- Born: 1937
- Died: 27 June 2016 (aged 78–79) Bengaluru, Karnataka, India
- Education: Elphinstone College Mumbai University Oxford University
- Known for: First managing director of Titan Company
- Spouse: Rajni Desai

= Xerxes Desai =

Indian businessman (1937–2016)

Xerxes Desai (1937 – 27 June 2016) was an Indian businessman who served as the first managing director of Titan Company, an Indian watchmaking company, where he played an instrumental role in laying the foundation of the company.

== Early life and education ==
Born in a Parsi family, Desai was a graduate of Elphinstone College (Mumbai University) and Oxford University.

== Career ==
Desai joined Tata Administrative Services in 1961 after graduation, working at several of their companies. He founded Titan as a joint venture with JRD Tata in 1986, with support from the Tamil Nadu Industrial Development Corporation. He had suggested the idea of a watchmaking company to Tata in the 1970s, who liked it, but bureaucratic hassles took time till the company was opened in 1986 in Hosur.

In 1994, Desai challenged engineers at Titan to design the world's thinnest watch, with a movement 1.15mm thick inside a 3.5mm case. The watch, called the Titan Edge was introduced in 2002.

After Titan's success, Desai founded Tanishq, a jewelry brand. He had innovative ideas like asking people in Bangalore to get their jewelry appraised in 1999. The jewelry business grew over time, after a slow start.

Desai retired in 2002, and was succeeded by his protégé Bhaskar Bhat.

== Later years and death ==
Desai was awarded a Lifetime Achievement award by the National Institute of Design during its 4th Design Excellence Awards in 2006.

After his retirement, Desai was a part of the Indian Institute for Human Settlements (IIHS) initiative by Nandan Nilekani.
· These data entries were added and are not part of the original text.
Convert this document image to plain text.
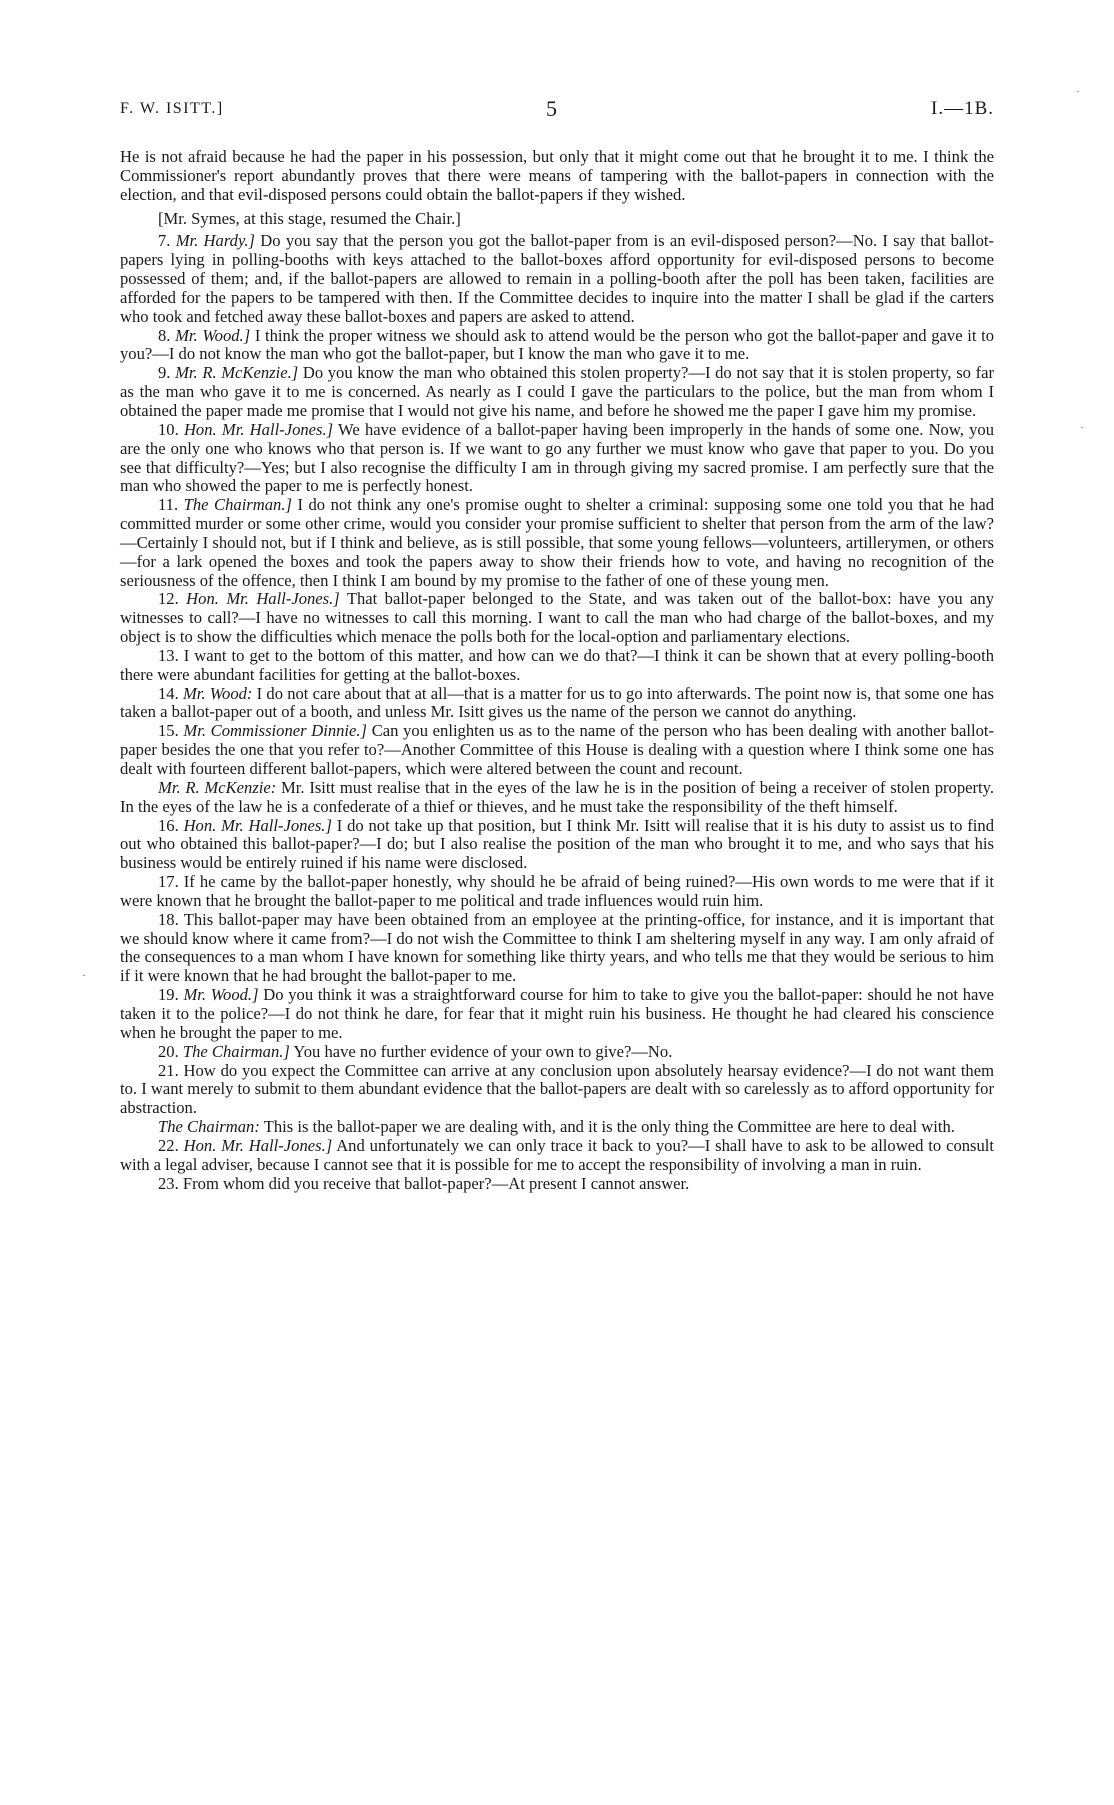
F. W. ISITT.]	5	I.—1B.

He is not afraid because he had the paper in his possession, but only that it might come out that he brought it to me. I think the Commissioner's report abundantly proves that there were means of tampering with the ballot-papers in connection with the election, and that evil-disposed persons could obtain the ballot-papers if they wished.

[Mr. Symes, at this stage, resumed the Chair.]

7. Mr. Hardy.] Do you say that the person you got the ballot-paper from is an evil-disposed person?—No. I say that ballot-papers lying in polling-booths with keys attached to the ballot-boxes afford opportunity for evil-disposed persons to become possessed of them; and, if the ballot-papers are allowed to remain in a polling-booth after the poll has been taken, facilities are afforded for the papers to be tampered with then. If the Committee decides to inquire into the matter I shall be glad if the carters who took and fetched away these ballot-boxes and papers are asked to attend.

8. Mr. Wood.] I think the proper witness we should ask to attend would be the person who got the ballot-paper and gave it to you?—I do not know the man who got the ballot-paper, but I know the man who gave it to me.

9. Mr. R. McKenzie.] Do you know the man who obtained this stolen property?—I do not say that it is stolen property, so far as the man who gave it to me is concerned. As nearly as I could I gave the particulars to the police, but the man from whom I obtained the paper made me promise that I would not give his name, and before he showed me the paper I gave him my promise.

10. Hon. Mr. Hall-Jones.] We have evidence of a ballot-paper having been improperly in the hands of some one. Now, you are the only one who knows who that person is. If we want to go any further we must know who gave that paper to you. Do you see that difficulty?—Yes; but I also recognise the difficulty I am in through giving my sacred promise. I am perfectly sure that the man who showed the paper to me is perfectly honest.

11. The Chairman.] I do not think any one's promise ought to shelter a criminal: supposing some one told you that he had committed murder or some other crime, would you consider your promise sufficient to shelter that person from the arm of the law?—Certainly I should not, but if I think and believe, as is still possible, that some young fellows—volunteers, artillerymen, or others—for a lark opened the boxes and took the papers away to show their friends how to vote, and having no recognition of the seriousness of the offence, then I think I am bound by my promise to the father of one of these young men.

12. Hon. Mr. Hall-Jones.] That ballot-paper belonged to the State, and was taken out of the ballot-box: have you any witnesses to call?—I have no witnesses to call this morning. I want to call the man who had charge of the ballot-boxes, and my object is to show the difficulties which menace the polls both for the local-option and parliamentary elections.

13. I want to get to the bottom of this matter, and how can we do that?—I think it can be shown that at every polling-booth there were abundant facilities for getting at the ballot-boxes.

14. Mr. Wood: I do not care about that at all—that is a matter for us to go into afterwards. The point now is, that some one has taken a ballot-paper out of a booth, and unless Mr. Isitt gives us the name of the person we cannot do anything.

15. Mr. Commissioner Dinnie.] Can you enlighten us as to the name of the person who has been dealing with another ballot-paper besides the one that you refer to?—Another Committee of this House is dealing with a question where I think some one has dealt with fourteen different ballot-papers, which were altered between the count and recount.

Mr. R. McKenzie: Mr. Isitt must realise that in the eyes of the law he is in the position of being a receiver of stolen property. In the eyes of the law he is a confederate of a thief or thieves, and he must take the responsibility of the theft himself.

16. Hon. Mr. Hall-Jones.] I do not take up that position, but I think Mr. Isitt will realise that it is his duty to assist us to find out who obtained this ballot-paper?—I do; but I also realise the position of the man who brought it to me, and who says that his business would be entirely ruined if his name were disclosed.

17. If he came by the ballot-paper honestly, why should he be afraid of being ruined?—His own words to me were that if it were known that he brought the ballot-paper to me political and trade influences would ruin him.

18. This ballot-paper may have been obtained from an employee at the printing-office, for instance, and it is important that we should know where it came from?—I do not wish the Committee to think I am sheltering myself in any way. I am only afraid of the consequences to a man whom I have known for something like thirty years, and who tells me that they would be serious to him if it were known that he had brought the ballot-paper to me.

19. Mr. Wood.] Do you think it was a straightforward course for him to take to give you the ballot-paper: should he not have taken it to the police?—I do not think he dare, for fear that it might ruin his business. He thought he had cleared his conscience when he brought the paper to me.

20. The Chairman.] You have no further evidence of your own to give?—No.

21. How do you expect the Committee can arrive at any conclusion upon absolutely hearsay evidence?—I do not want them to. I want merely to submit to them abundant evidence that the ballot-papers are dealt with so carelessly as to afford opportunity for abstraction.

The Chairman: This is the ballot-paper we are dealing with, and it is the only thing the Committee are here to deal with.

22. Hon. Mr. Hall-Jones.] And unfortunately we can only trace it back to you?—I shall have to ask to be allowed to consult with a legal adviser, because I cannot see that it is possible for me to accept the responsibility of involving a man in ruin.

23. From whom did you receive that ballot-paper?—At present I cannot answer.

·
·
·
Desai died from illness on 27 June 2016, aged 79, in Bangalore, where he had lived for 30 years.

==In popular culture==
In 2026, Xerxes Desai was portrayed by Jim Sarbh in the biographical drama series Made In India: A Titan Story. The series chronicles the founding and growth of Titan and depicts Desai's role in building the company alongside JRD Tata.